I look up in time to catch rivulets of clear wax roll off the taper candle’s summit and, like lava, thicken and harden as they slow and dry on the mountain below. The wax shapes are sultry dancers, tall snail-ferrets. They shift half like clouds do: My imagination dances around their still possibilities.
I unfurl.
I used to watch TV in my living room and think I was all there was…I and Zoom, and Mr. Rogers, and Electric Company, and my mom, dad, brother, the school, the street out front, my friends and their houses, Little House on the Prairie (the past), Buck Rogers (the future), and something about an oil crisis and also a hostage crisis. Some adults drank cool aid and died. Weird things stood out for me: A Time Magazine cover with a skeleton hang gliding. The dentist office waiting room with butcher block couches and chairs covered in brown embroidered with orange, green, and yellow. Roller skating on pavement and how it felt to turn around, like someone held me by the hips and pulled outward. I remember riding in the car back from the pool eating ice cream with my friend’s fractured, thin mother. She used to have pictures of herself taken naked and compare them against herself naked before. And there were always hangnails, painful from biting. Dark sweet cherries in a bowl from our neighbor’s tree. And the sky with changing clouds. I lay under a tree in our front yard and watched them mutate through shapes barely held.
Now, everything shifts. Our 30th high school reunion is the same day as my wedding to Christopher. I knew this when I allowed us to choose this date. In my mind, I can always be with all the people I love at once. I think in this one way I channel heaven and am always so confused that real people like me have time limitations, space limitations, limits at all.
What if it weren’t so? I can soar in my imagination and reality transforms into whatever I want it to. It’s a power so great it’s caused madness among other things.
Christopher and I argued yesterday because he wanted me to use the word “objective” for describing both reality and pitch. His point was for me to use real-world tools whenever possible to test my pitch, since sometimes I’m spot on with the world and sometimes I’m off in my own planet in both reality AND pitch. And, before I open my mouth, I can’t always tell the difference.
The fury rose within me because he refused to find another word than objectivity to discuss it. That word reminds me of before I learned to trust my body and heart, when I tried to control everything with my brain and logic. Among other things, that led to my trying every morning to run, cursing my own weakness, for months after I had developed type 1 diabetes and didn’t realize it.

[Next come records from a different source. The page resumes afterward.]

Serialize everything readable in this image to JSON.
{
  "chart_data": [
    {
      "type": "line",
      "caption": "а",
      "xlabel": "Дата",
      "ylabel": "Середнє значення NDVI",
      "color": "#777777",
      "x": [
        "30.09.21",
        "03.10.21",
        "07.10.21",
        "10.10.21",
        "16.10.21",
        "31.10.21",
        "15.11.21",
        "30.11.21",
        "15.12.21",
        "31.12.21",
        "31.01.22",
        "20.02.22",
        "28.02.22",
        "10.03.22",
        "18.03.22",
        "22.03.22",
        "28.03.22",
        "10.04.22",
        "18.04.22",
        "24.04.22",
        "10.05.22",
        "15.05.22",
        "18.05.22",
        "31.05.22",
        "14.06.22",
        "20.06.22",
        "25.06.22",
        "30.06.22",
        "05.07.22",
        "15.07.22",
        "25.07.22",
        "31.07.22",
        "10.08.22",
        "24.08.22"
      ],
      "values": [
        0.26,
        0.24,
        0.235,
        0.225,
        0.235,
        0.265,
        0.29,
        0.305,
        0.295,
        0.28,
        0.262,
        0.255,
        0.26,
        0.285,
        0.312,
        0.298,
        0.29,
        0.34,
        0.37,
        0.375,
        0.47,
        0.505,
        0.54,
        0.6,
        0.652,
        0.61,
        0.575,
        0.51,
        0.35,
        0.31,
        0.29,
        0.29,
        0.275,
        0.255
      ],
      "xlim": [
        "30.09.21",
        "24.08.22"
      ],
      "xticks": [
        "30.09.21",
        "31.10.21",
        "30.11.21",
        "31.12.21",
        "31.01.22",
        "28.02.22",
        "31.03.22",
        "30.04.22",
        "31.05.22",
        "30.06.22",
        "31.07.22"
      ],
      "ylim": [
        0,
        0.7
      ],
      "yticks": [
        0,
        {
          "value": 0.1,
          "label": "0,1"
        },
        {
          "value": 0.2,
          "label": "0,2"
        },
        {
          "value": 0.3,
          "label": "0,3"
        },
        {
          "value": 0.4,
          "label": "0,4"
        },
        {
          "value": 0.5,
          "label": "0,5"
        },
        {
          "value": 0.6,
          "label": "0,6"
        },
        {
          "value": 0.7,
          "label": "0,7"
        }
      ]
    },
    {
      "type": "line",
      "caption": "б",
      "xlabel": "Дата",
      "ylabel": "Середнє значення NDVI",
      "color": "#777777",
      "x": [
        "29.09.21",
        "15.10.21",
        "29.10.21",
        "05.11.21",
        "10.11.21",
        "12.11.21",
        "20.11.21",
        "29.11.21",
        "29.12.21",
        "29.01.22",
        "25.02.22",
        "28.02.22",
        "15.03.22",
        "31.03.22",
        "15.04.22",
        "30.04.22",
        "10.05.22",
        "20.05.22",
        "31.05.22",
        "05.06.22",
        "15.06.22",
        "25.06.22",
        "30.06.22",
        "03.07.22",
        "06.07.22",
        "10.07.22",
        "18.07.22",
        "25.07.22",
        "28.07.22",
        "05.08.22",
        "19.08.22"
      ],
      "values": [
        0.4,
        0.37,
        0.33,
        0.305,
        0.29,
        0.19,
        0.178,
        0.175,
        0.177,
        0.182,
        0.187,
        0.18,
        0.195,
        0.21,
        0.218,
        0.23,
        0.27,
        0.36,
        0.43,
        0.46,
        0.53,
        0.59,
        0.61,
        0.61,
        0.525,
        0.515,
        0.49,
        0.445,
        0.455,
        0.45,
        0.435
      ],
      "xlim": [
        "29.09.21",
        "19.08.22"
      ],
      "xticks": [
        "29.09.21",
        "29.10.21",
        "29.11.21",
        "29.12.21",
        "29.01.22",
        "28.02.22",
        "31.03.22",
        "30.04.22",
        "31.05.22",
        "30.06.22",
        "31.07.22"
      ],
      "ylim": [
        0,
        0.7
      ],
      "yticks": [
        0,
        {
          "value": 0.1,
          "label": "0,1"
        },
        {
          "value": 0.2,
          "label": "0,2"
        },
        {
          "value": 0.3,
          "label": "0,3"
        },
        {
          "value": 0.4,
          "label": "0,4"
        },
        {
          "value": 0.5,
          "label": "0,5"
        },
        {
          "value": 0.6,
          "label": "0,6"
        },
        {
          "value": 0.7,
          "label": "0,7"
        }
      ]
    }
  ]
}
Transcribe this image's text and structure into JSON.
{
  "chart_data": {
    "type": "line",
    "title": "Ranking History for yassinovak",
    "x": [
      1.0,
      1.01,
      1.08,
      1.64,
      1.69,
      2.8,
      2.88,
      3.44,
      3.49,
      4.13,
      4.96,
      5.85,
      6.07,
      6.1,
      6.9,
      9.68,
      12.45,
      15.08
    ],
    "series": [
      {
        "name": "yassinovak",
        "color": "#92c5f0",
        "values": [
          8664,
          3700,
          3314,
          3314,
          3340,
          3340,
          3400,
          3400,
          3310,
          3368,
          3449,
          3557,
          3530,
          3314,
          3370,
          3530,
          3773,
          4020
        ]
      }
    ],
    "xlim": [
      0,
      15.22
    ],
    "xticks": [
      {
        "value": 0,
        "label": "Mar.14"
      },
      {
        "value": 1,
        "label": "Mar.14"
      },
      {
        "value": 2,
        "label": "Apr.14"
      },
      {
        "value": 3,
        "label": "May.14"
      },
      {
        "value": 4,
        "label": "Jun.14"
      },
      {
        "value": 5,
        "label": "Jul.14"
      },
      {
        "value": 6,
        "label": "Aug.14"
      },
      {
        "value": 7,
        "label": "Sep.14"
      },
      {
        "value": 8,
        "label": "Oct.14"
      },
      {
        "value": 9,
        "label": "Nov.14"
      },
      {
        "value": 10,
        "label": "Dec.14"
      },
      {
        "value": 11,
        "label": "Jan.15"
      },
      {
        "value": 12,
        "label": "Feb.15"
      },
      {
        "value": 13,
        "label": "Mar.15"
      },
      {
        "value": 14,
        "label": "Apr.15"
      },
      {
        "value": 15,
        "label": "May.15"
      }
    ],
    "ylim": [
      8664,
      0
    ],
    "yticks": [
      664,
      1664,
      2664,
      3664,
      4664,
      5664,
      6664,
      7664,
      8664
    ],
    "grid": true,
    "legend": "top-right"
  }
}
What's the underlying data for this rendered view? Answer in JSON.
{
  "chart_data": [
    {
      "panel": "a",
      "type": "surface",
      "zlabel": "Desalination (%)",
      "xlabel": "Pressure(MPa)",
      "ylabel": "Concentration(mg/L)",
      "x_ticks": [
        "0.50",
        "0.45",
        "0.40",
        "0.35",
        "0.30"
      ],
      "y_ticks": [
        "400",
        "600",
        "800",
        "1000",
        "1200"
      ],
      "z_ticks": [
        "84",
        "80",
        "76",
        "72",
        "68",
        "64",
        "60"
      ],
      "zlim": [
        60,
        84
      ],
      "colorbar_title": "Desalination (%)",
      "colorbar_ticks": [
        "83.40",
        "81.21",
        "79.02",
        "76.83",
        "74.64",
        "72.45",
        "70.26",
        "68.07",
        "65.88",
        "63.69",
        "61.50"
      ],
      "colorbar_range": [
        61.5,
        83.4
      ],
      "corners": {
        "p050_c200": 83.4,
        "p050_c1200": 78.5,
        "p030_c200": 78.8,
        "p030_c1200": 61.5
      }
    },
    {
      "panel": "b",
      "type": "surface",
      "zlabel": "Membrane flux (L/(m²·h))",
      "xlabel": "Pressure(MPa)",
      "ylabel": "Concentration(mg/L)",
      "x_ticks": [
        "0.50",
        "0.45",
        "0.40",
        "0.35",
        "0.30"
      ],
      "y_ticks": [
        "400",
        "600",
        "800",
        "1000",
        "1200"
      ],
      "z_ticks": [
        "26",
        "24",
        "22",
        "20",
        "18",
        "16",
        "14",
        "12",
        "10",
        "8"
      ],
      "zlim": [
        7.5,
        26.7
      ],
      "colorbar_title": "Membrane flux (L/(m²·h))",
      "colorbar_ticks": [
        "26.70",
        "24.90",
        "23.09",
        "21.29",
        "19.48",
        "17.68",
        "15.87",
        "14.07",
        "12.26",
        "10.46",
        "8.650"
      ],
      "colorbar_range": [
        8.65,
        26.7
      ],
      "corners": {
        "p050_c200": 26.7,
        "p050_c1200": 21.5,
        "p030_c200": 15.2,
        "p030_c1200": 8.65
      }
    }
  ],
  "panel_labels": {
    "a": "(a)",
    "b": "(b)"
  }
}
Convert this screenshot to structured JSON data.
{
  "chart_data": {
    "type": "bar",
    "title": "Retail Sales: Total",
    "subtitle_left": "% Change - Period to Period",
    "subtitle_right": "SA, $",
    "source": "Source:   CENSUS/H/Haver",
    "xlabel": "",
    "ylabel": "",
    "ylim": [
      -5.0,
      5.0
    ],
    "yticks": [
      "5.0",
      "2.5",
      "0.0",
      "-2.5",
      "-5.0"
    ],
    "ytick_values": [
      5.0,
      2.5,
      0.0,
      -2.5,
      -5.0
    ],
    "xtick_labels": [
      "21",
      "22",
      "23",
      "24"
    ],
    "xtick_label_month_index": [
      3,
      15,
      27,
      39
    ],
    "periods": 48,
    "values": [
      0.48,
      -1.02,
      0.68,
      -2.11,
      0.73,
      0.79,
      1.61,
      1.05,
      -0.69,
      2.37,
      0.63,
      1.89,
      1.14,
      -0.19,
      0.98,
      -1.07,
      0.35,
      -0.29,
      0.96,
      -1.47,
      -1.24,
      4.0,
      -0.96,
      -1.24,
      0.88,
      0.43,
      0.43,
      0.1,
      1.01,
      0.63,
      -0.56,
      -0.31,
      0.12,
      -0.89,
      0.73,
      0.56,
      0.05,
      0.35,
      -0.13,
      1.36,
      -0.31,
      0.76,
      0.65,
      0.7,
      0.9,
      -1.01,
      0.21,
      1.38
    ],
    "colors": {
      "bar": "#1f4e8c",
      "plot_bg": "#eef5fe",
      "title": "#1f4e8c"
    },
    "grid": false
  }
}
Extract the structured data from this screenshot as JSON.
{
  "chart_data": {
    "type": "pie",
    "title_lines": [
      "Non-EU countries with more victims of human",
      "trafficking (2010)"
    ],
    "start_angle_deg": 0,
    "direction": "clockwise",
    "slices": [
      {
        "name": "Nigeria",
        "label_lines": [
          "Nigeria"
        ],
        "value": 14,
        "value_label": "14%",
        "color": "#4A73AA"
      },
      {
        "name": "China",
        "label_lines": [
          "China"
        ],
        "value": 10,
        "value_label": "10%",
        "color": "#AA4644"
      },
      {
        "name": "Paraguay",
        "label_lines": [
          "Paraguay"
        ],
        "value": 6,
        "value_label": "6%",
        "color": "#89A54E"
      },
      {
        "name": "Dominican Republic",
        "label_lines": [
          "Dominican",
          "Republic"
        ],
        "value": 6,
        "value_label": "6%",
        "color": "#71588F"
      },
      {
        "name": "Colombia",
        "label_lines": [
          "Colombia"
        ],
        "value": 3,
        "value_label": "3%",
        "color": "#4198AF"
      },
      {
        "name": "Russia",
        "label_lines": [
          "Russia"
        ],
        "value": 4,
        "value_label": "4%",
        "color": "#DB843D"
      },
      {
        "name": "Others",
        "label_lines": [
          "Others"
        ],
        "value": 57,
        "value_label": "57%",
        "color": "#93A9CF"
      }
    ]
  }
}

I also don’t believe in objectivity. We’re so interconnected that atoms behave differently when they are watched. Plus, each animal has thousands of ways to sense the world, yet each are different. Add to this our human subjectivity and it’s like we each look at the ocean and each see something different. Almost all are “objectively” there. And for those who have true madness, who see something NOT in the ocean? Well who is to say they don’t see some other part of this universe? There is an African tribe that believes that if we can imagine something, it exists somewhere.
Scientists, in trying to isolate elements to test them, lose their wholeness. The results, too, are fractional. That’s probably why math is one of the few measures that we can truly trust. It’s vast enough to encapsulate this entire place…up to where the rules break down because there aren’t rules or the rules change. It’s okay. Music is math. Pitch is a real thing, not imagined, and so yes, I shall cleave to the measure of vibration and aim to match as perfectly as I can the heavenly sounds of music, with math. I believe in both, and in a perfect creator, and I long to come home from the cold, hard illusion of the self as separate anyway.
I will merge with everything. It’s all I’ve wanted, though I’ve fractured and hidden myself from the great beacon that wants to unify, the magnet that would pull all the shards of me back into a pool of light.
And I may wind up being able to sing on key more of the time.
Maybe pitch, like math, can be my salvation. Unlike whittling all of existence into well-formed sentences (an impossible task, surely!) maybe I can risk it all to hit just the right note.
And in doing so, I’ll vibrate with all life in unspeakable song.